Dalam pernyataannya, Sekretaris Direktorat Jenderal Perhubungan Laut Kemenhub, Lollan Panjaitan mengungkapkan bahwa “Melalui kerja sama ini, kedua negara dapat membentuk dan memperkuat kerja sama internasional yang saling menguntungkan dalam hal kesiapsiagaan dalam penanggulangan pencemaran akibat tumpahan minyak laut,” Rabu (21/8) di Jakarta
Kesepakatan antara kedua negara tersebut diresmikan melalui penandatanganan Memorandum of Understanding (MoU) serta Standard Operating Procedure (SOP) terkait Pencegahan dan Penanggulangan Pencemaran Laut Lintas Batas Negara. Penandatanganan MoU dilakukan secara simbolis oleh Direktur Kesatuan Penjagaan Laut dan Pantai Ditjen Perhubungan Laut Kemenhub, Jon Kenedi, dan CEO AMSA, Mick Kinley. Sementara itu, SOP ditandatangani oleh Jon Kenedi bersama Executive Director of Response AMSA, Mark Morrow. Acara ini turut disaksikan oleh Transport Counsellor Australian Embassy, Michelle La Rue, di Kantor Pusat Kementerian Perhubungan.
“Penandatanganan MoU dan SOP itu merupakan perwujudan kerja sama bilateral yang kuat antara Pemerintah Indonesia dan Pemerintah Australia dalam menjaga dan menanggulangi pencemaran lingkungan laut, khususnya pada insiden darurat tumpahan minyak di laut,” ucap Lollan, seperti dilansir dari laman resmi dephub.go.id.

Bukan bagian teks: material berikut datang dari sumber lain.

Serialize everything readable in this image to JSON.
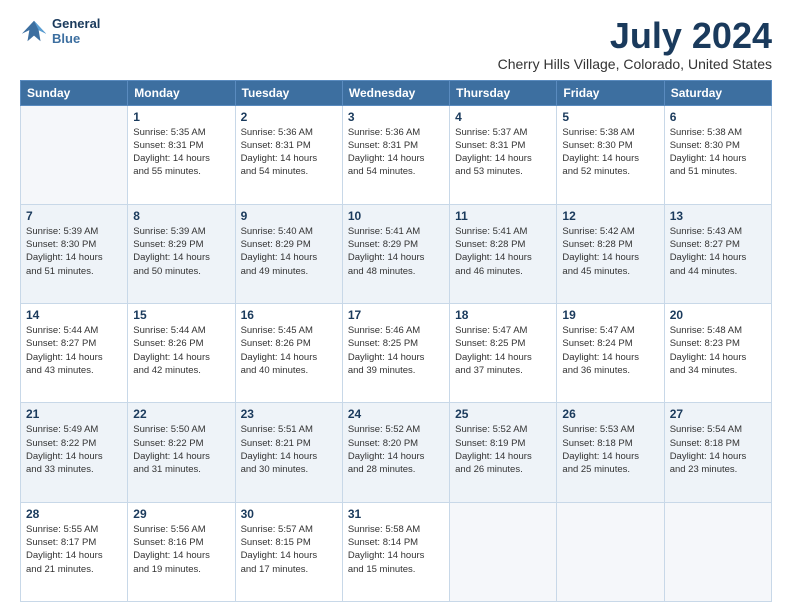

Sementara itu, Jon Kenedi menambahkan bahwa kerja sama ini mencerminkan komitmen bersama untuk memastikan keamanan dan kebersihan laut. Menurutnya, melalui MoU tersebut, kedua negara bersepakat untuk mengintegrasikan standar internasional dalam keselamatan pelayaran serta pencegahan dan penanggulangan pencemaran lingkungan.
“Serta mendorong adanya bantuan yang saling menguntungkan dalam mempersiapkan, mengendalikan dan menanggulangi kejadian pencemaran tumpahan minyak di laut,” terang Jon.
Selain itu, MoU ini membuka peluang pertukaran informasi antara kedua negara terkait perencanaan dan penanganan tumpahan minyak, serta membangun prosedur operasi bersama dalam menanggulangi pencemaran. Kesepahaman juga dicapai mengenai prinsip-prinsip tanggung jawab dan kompensasi atas insiden pencemaran tersebut.
Jon Kenedi juga menyoroti bahwa penyusunan MoU dan SOP ini merupakan hasil dari kerja sama erat antara Indonesia dan Australia. Ia optimistis bahwa kesepakatan ini akan memberikan manfaat bagi kedua belah pihak dan menandai dimulainya tindakan konkret yang akan menghasilkan dampak positif bagi lingkungan laut.
“Saya berharap penandatanganan ini menandai dimulainya tindakan konkret dan kolaborasi lebih lanjut antara kedua belah pihak. Mari kita bekerja sama untuk memastikan bahwa semua yang telah kita sepakati berhasil dilaksanakan dan menghasilkan hasil positif,” pungkas Jon.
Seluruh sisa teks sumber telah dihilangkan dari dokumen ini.